After what was perhaps the best summer of my life, I have left Germany and returned to Philadelphia. The one upside to being back in Philadelphia is that my domestic travel has now resumed, and that is something I enjoy and look forward to. Although I intended to give American Airlines a real chance this autumn, United has really impressed me lately and I am finding it increasingly difficult to leave my “first love.”
Last Wednesday my brother and I flew home from Germany together on US Airways. We were both on bmi award tickets and the plan was to stay overnight in Philadelphia, then fly home to Los Angeles the following afternoon. But when we finally landed in Philadelphia, we were both tired, had little desire to go into Philadelphia, and were ready to get back to Los Angeles.
I whipped out my mobile phone as soon we landed to see if I could find a routing to get us home in “I” class (saver business class). Once in the 24-hour window before departure, United can take over the ticket and make changes. Earlier in the day there had been I space via Houston, but that had disappeared during the flight across the pond. The only thing left was the late flight from Washington to Los Angeles, showing I7.
But there was a problem. The United Express flight down to Washington Dulles not only had zero award seats, it was zeroed out–a 50-seat aircraft oversold by five. Most would have given up, but I did not. Having lived in Philadelphia off and on since 2009, I know both the United and ex-Continental staff there pretty well, and two wonderful agents happened to be working the premier line that afternoon.
Either one would have helped, but I got a legacy United one who just went out of her way–taking about 20 minutes of “fighting” with SHARES–to find a way around the problem of the first segment. Think of the factors I had working against me: traveling on an award tickets issued by another airline that is no longer part of Star Alliance and trying to get on a sold-out flight a day early.
Most agents would have said “forget it” but this one not only agreed to help, but was happy to help, and determined to find a solution. And somehow she found one. We were waitlisted for the flight to Washington and eventually cleared the flight. Upon reaching Washington Dulles, we enjoyed a wonderful dinner in the Lufthansa Lounge at IAD before boarding the late flight to Los Angeles in first class and sleeping from takeoff to touchdown.
I stress again: the agent could have said no, and I would have had no right to complain.
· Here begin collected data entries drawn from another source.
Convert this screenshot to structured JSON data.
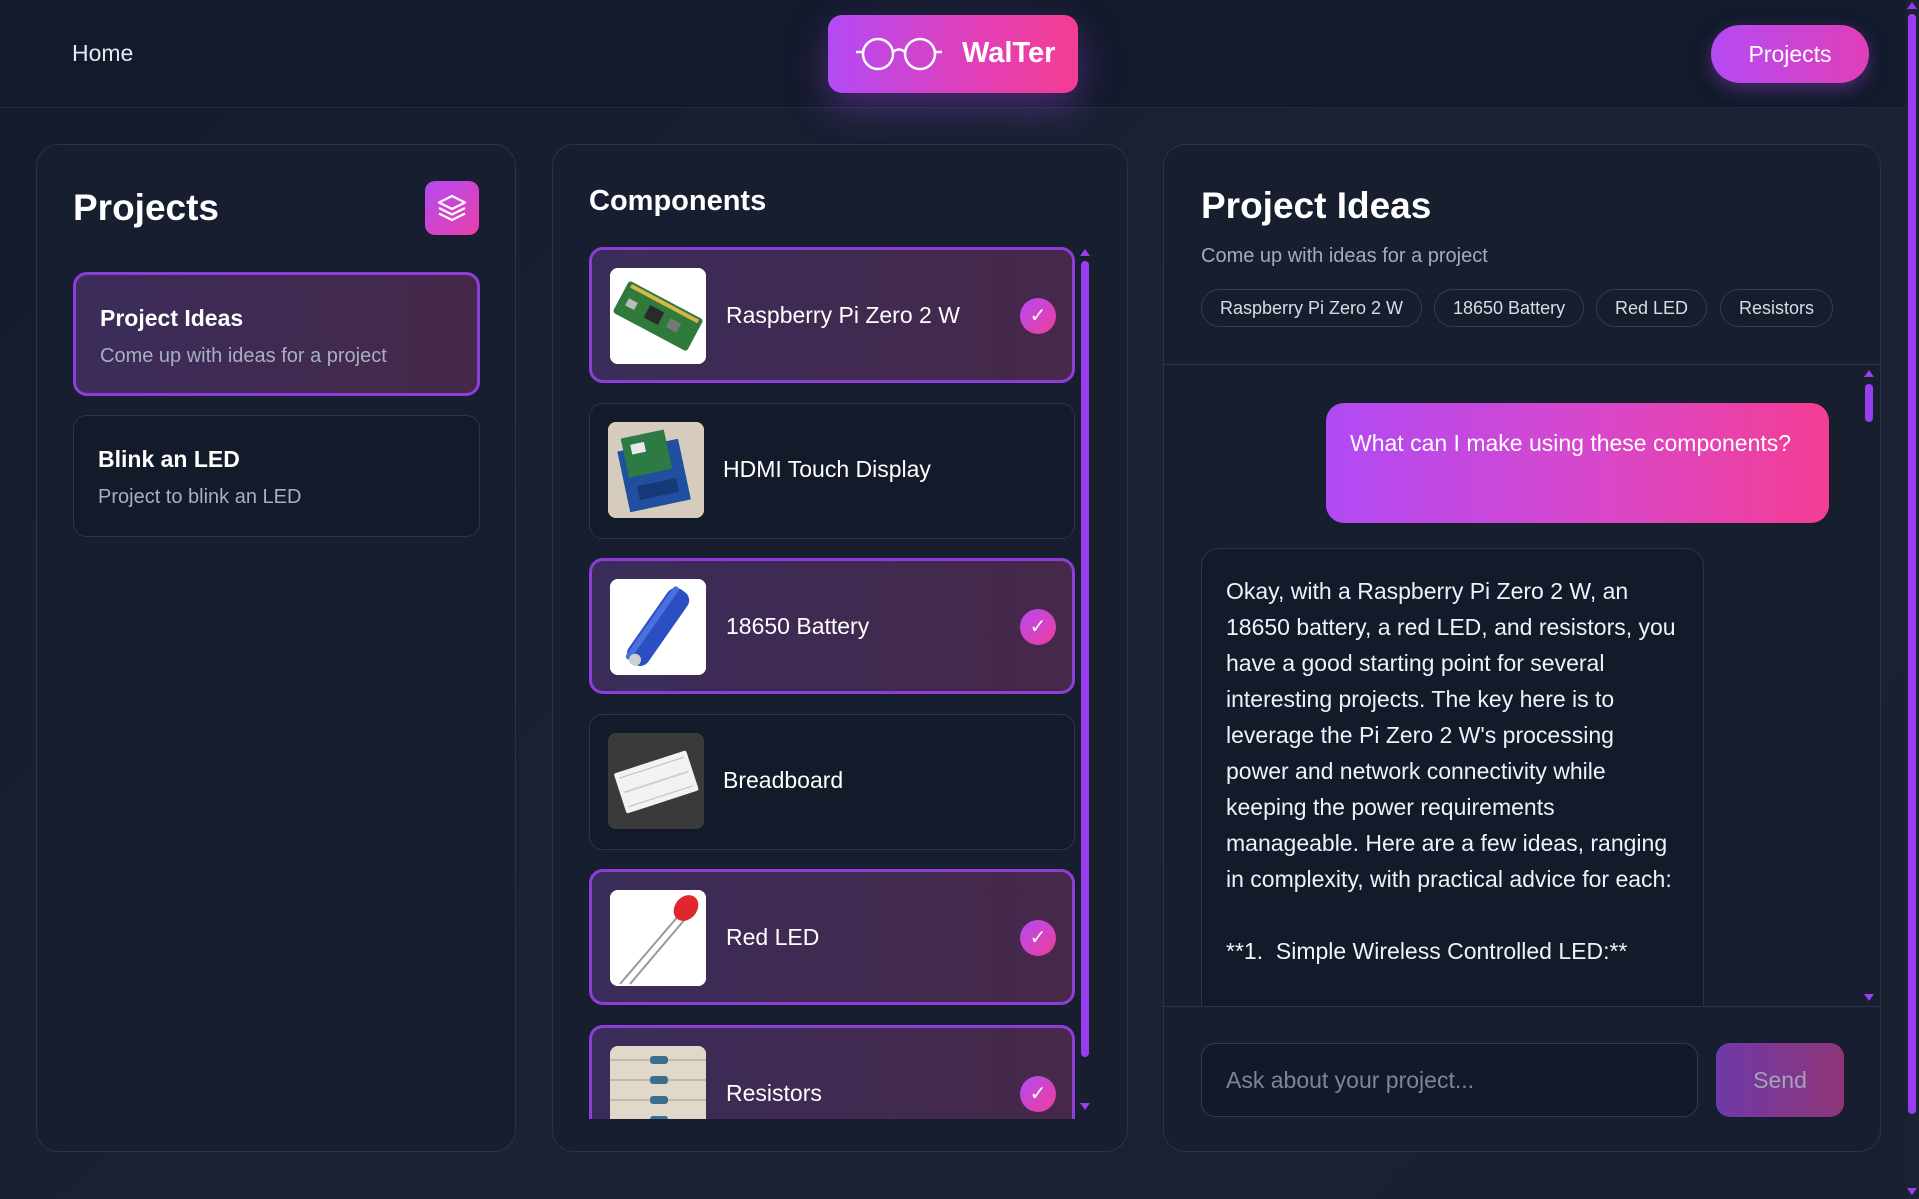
{
  "header": {
    "home_label": "Home",
    "brand_name": "WalTer",
    "projects_button": "Projects"
  },
  "projects_panel": {
    "title": "Projects",
    "projects": [
      {
        "title": "Project Ideas",
        "description": "Come up with ideas for a project",
        "active": true
      },
      {
        "title": "Blink an LED",
        "description": "Project to blink an LED",
        "active": false
      }
    ]
  },
  "components_panel": {
    "title": "Components",
    "items": [
      {
        "name": "Raspberry Pi Zero 2 W",
        "selected": true,
        "icon": "raspberry-pi-board-photo"
      },
      {
        "name": "HDMI Touch Display",
        "selected": false,
        "icon": "touch-display-photo"
      },
      {
        "name": "18650 Battery",
        "selected": true,
        "icon": "battery-photo"
      },
      {
        "name": "Breadboard",
        "selected": false,
        "icon": "breadboard-photo"
      },
      {
        "name": "Red LED",
        "selected": true,
        "icon": "red-led-photo"
      },
      {
        "name": "Resistors",
        "selected": true,
        "icon": "resistors-photo"
      }
    ],
    "check_glyph": "✓"
  },
  "chat_panel": {
    "title": "Project Ideas",
    "subtitle": "Come up with ideas for a project",
    "chips": [
      "Raspberry Pi Zero 2 W",
      "18650 Battery",
      "Red LED",
      "Resistors"
    ],
    "messages": [
      {
        "role": "user",
        "text": "What can I make using these components?"
      },
      {
        "role": "assistant",
        "text": "Okay, with a Raspberry Pi Zero 2 W, an 18650 battery, a red LED, and resistors, you have a good starting point for several interesting projects. The key here is to leverage the Pi Zero 2 W's processing power and network connectivity while keeping the power requirements manageable. Here are a few ideas, ranging in complexity, with practical advice for each:\n\n**1.  Simple Wireless Controlled LED:**"
      }
    ],
    "input_placeholder": "Ask about your project...",
    "send_label": "Send"
  },
  "colors": {
    "accent_purple": "#b44af4",
    "accent_pink": "#f43d94",
    "background": "#141b2c",
    "card_border_selected": "#8d3ed8"
  }
}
But she went above and beyond for my brother (who has no status) and me and I cannot tell you how good that made me feel as a customer. It is always the little things that make a difference.
The sad thing is I feel afraid to name this agent, because she did bend the rules to get us home–but she demonstrated why “rules should never overrule.” Two flights that would have gone out with open seats went out with us and a Philadelphia-Houston and Houston-Los Angeles flight the next day suddenly had two additional first class seats available.
And this has been my experience with United the last week or so. Great telephone calls with the 1K desk and electronic support folks. My upgrade cleared on my flight back to Philadelphia last night, with only eight seats in first class. The purser was outstanding on the flight.
I need to fly back west this weekend and my transcon upgrade to San Francisco has already cleared–something that rarely happened pre-merger.
The lack of internet onboard is bothersome, but I have been so pleased with Untied of late that I cannot see myself doing much travel on American this fall. Star Alliance/United miles are much more valuable in Europe (as are oneworld partner BA miles) and I simply see no reason to re-qualify for ExPlat if I will be back in Germany next year. 1K status will be hard enough to re-qualify for.
United: thanks–you’ve really come through for me this week.
Matt, I’d be lying if I said I wasn’t jealous of your great experience.
United as, NOT ONCE, this year gotten me anywhere on time or without drama. I bought my brother an award ticket to DEN and he was 2.5hrs late, missing his last shuttle of the night back to Vail, almost missing work.
Due to financial and stress related drama, I’ve had to leave United for AA. It’s actually been very nice.
AA reminds me very much of UA pre-2012. Give ’em a shot if you’re feeling adventerous.
That’s great, Matthew. I wonder if the PHL agent would have been as helpful had she not known you as well. Kudos on the SFO upgrade… pretty rare.
This is such a refershing testimony to hear, something we all were waiting for for some time. Lets keep our fingers crossed, that it will become a culture across the board with United.